Tomcat 8.5: Allow BackSlash

Question

Am working on configuring NetIQ IDAM, and one of the component of NetIQ IDAM i.e User Application runs on preconfigured Tomcat 8.5.x. User Application have some pre defined functionality that enforces backslashes in URL but tomcat is blocking the BlackSlashes in the URL as a security measure.

I tried using these options:

-Dorg.apache.tomcat.util.buf.UDecoder.ALLOW_ENCODED_SLASH=true
-Dorg.apache.catalina.connector.CoyoteAdapter.ALLOW_BACKSLASH=true

but no use.

and because part of the component is not customizable, i don't have have any other option except configuring tomcat in some way to allow backslashes in URL.

Any suggestions how can i achieve this.

Sample HTTP Request: ?targetName=abc@xyz\.com

Answer 1

The client is broken. RFC 7230 and RFC 3986 require that the \ character is %nn encoded when used in a query string.

Generally, the Tomcat community implements the specifications and treats any non-spec compliance as a bug. The Tomcat community expects other developer communities to do the same.

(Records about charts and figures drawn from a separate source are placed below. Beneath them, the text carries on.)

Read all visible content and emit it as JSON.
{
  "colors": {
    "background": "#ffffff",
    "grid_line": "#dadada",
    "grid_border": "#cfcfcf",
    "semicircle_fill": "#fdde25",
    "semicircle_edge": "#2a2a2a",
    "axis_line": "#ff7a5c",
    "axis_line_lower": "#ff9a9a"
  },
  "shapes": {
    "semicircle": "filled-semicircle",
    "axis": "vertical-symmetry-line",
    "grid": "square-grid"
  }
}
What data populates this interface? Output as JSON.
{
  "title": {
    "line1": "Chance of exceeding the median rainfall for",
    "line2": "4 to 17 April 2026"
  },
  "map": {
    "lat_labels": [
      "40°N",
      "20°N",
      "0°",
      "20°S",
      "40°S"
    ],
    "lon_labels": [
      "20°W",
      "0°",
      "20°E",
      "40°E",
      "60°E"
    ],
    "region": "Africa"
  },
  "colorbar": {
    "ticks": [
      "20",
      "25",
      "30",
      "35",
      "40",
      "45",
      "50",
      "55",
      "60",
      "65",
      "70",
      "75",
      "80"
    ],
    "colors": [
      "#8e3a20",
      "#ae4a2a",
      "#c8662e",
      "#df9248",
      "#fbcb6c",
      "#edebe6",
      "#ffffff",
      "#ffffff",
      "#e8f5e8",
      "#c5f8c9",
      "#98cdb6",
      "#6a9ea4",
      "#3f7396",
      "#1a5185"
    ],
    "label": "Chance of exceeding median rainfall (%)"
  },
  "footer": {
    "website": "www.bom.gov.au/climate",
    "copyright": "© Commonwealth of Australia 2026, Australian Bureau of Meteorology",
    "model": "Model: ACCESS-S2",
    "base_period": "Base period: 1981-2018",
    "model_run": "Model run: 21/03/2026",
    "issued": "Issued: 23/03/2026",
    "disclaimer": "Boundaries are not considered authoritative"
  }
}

Unfortunately, the browser vendors have opted to ignore the %nn encoding requirements of RFC 7230 and RFC 3986 and, despite claiming to be working to their own specification, the end result is that each of the major browsers %nn encodes a different sub-set of the characters that are required to be encoded.

The good news for you is that, as a result of this mess, Tomcat 9.0.8, 8.5.21, 8.0.52 and 7.0.87 will introduce (those releases are still be voting on as I type this) options that allow the use of characters directly in the URI path and/or query string without %nn encoding.

Once those releases are available you will be able to configure Tomcat to accept \ in the query string. Meanwhile, I'd recommend raising a bug against the client for spec non-compliance anyway. Better to have a correctly working client so you can drop the work-around in Tomcat.